Tools/Resources Mentioned:

  • Apache Spark: The primary big data processing framework being optimized.
  • AWS Step Functions: An AWS service used to coordinate distributed applications and microservices, specifically for orchestrating the preprocessing workflow.
  • AWS Step Functions Distributed Map: A feature within Step Functions that allows for running many parallel iterations of a step, ideal for processing large datasets.
  • AWS S3: Amazon Simple Storage Service, used for storing raw input data from partners and processed data.
  • Parquet: A columnar storage file format optimized for analytics, used for storing "Spark-ready" data.
  • Apache Hudi: A data lake platform that enables transactional data lakes, mentioned as the format for their data lake.

Key Concepts:

  • Data Preprocessing: The process of transforming raw data into a clean and organized format suitable for analysis or further processing.
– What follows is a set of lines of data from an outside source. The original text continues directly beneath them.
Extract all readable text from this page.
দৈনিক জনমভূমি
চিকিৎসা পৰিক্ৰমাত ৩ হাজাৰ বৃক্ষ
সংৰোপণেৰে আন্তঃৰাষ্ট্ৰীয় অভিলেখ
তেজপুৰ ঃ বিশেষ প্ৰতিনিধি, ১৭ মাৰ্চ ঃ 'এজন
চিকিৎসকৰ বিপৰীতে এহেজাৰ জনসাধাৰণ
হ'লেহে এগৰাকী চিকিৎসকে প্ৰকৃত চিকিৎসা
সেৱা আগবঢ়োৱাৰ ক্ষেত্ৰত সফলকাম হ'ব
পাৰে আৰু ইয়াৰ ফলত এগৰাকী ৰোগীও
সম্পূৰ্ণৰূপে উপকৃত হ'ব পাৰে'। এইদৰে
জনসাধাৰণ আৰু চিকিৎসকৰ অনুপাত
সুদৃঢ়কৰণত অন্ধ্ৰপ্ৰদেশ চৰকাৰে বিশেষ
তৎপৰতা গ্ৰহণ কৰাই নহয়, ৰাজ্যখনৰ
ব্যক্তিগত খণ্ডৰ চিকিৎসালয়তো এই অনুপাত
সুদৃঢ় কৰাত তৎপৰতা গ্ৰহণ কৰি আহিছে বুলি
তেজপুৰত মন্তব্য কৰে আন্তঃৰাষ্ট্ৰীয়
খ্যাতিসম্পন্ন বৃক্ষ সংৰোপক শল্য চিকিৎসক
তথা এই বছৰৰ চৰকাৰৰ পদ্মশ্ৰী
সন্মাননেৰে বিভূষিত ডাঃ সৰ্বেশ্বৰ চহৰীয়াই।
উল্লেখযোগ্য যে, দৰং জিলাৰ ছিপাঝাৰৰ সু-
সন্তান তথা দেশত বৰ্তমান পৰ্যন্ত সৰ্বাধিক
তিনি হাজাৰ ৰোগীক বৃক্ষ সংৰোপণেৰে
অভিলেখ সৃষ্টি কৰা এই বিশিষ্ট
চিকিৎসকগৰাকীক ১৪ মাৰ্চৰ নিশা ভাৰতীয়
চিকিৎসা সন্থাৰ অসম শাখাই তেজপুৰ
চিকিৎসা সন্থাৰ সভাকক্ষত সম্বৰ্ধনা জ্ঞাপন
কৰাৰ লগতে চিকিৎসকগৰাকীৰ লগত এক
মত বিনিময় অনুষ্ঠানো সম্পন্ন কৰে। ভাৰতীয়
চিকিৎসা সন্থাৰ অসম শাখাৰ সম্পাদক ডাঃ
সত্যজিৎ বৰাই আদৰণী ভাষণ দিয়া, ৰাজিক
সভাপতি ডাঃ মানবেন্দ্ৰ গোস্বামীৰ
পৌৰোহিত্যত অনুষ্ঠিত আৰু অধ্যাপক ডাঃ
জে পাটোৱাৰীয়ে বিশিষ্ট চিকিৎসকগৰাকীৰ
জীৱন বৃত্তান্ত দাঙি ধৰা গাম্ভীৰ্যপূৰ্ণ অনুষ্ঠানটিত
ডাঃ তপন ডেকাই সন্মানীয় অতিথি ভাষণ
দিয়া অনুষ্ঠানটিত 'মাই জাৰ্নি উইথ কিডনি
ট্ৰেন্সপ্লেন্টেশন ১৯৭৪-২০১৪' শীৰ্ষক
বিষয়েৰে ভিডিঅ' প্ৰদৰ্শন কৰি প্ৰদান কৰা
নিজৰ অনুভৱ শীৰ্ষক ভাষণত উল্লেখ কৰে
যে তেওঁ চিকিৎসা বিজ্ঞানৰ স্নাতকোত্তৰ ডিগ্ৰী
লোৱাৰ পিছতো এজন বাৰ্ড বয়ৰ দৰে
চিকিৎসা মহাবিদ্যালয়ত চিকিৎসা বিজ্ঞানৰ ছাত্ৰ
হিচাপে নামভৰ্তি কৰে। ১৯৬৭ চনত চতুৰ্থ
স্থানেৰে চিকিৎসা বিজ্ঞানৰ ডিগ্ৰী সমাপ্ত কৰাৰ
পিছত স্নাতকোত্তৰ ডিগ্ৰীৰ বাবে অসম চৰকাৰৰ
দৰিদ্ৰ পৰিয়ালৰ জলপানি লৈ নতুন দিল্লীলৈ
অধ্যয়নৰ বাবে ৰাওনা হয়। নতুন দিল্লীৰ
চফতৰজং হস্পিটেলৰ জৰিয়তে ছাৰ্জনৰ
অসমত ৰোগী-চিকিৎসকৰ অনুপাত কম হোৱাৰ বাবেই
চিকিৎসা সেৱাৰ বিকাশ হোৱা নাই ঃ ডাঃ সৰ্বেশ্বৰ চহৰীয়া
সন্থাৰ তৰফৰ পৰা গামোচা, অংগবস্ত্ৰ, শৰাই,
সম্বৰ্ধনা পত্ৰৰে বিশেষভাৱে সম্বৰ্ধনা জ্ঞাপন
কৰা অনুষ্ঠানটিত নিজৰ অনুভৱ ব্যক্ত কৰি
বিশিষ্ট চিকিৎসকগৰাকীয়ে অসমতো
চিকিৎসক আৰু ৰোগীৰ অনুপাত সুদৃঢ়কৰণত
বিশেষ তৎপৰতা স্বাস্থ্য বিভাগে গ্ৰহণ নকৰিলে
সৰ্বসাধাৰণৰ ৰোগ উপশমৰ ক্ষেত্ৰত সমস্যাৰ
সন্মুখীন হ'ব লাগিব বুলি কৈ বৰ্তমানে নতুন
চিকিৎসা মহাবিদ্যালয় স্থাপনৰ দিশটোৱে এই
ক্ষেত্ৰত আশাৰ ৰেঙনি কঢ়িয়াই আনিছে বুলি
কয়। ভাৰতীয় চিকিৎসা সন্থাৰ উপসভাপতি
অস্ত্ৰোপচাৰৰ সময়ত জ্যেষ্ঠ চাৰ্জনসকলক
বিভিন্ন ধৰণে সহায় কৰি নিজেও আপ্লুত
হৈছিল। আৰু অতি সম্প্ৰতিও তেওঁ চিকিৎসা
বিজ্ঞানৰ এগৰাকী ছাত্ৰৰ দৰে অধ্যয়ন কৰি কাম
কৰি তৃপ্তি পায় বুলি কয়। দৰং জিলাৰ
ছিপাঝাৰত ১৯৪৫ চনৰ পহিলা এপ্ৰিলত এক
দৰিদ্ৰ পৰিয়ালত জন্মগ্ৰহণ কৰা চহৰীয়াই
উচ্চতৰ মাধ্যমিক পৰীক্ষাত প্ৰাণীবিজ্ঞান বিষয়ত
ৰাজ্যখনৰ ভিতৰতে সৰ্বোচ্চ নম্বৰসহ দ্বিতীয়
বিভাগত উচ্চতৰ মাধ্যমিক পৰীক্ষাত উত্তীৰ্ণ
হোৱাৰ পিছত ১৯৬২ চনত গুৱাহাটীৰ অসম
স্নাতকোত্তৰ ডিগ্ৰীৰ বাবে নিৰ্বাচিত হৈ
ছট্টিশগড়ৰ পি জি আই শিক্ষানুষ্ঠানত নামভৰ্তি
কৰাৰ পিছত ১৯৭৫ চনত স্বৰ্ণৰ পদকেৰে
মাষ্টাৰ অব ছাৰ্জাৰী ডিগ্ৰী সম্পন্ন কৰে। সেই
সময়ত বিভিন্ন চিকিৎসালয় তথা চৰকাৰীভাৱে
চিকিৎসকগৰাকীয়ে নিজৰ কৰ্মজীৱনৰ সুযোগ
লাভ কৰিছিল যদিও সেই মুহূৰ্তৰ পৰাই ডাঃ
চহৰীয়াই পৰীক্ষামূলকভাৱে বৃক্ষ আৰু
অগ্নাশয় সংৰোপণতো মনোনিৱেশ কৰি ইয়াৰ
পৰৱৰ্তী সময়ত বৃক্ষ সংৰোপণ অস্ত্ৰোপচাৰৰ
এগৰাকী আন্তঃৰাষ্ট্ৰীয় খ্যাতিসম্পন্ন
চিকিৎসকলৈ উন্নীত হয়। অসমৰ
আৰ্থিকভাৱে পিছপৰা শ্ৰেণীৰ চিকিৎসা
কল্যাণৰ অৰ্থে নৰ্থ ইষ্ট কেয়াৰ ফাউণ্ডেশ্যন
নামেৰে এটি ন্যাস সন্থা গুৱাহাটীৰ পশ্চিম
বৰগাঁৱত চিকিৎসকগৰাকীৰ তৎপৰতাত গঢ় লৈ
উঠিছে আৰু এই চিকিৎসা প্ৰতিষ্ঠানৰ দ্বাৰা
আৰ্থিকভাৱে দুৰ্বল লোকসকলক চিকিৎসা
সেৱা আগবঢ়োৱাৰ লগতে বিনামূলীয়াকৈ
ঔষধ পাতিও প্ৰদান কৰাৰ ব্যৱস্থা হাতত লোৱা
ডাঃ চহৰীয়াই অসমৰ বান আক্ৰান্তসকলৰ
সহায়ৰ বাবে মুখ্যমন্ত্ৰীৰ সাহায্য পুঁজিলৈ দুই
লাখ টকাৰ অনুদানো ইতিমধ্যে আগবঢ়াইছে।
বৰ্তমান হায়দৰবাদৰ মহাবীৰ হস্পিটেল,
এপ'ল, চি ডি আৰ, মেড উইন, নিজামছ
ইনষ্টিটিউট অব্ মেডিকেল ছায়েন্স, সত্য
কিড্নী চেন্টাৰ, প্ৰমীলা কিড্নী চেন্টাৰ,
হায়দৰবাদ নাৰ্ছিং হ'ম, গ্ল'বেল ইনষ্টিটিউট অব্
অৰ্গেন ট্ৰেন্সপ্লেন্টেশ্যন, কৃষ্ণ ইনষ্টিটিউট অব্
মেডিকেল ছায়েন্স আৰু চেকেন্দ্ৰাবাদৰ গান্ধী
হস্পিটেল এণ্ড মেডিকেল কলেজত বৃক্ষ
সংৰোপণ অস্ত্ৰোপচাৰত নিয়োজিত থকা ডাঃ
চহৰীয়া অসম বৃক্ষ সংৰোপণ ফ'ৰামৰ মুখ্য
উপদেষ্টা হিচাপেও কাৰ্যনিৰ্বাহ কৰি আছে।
In this context, it specifically refers to preparing data for optimal ingestion by Apache Spark.
  • Small File Problem: A common issue in big data systems where processing many small files leads to high overhead for metadata management, inefficient resource utilization, and performance degradation.
  • Large File Problem: The challenge of processing extremely large files, especially compressed ones, which can lead to single-node bottlenecks ("struggler tasks") and resource contention in distributed systems.
  • Schema Evolution: The process of adapting to changes in the structure (schema) of data over time. Inconsistent schema evolution can break data pipelines if not handled gracefully.
  • Spark Driver Overload: A state where the Spark driver, responsible for coordinating tasks, becomes overwhelmed by the volume of metadata or tasks, leading to slowdowns or crashes.
  • Struggler Tasks: Tasks in a distributed computing environment that take significantly longer to complete than others, often due to data skew or resource contention, slowing down the entire job.
  • I/O Bound: A process or system whose performance is limited by the speed of input/output operations (e.g., reading from or writing to disk/network) rather than CPU processing.
  • Spark-Ready Data: Data that has been preprocessed and formatted in a way that is highly optimized for ingestion and processing by Apache Spark, ensuring efficiency and stability.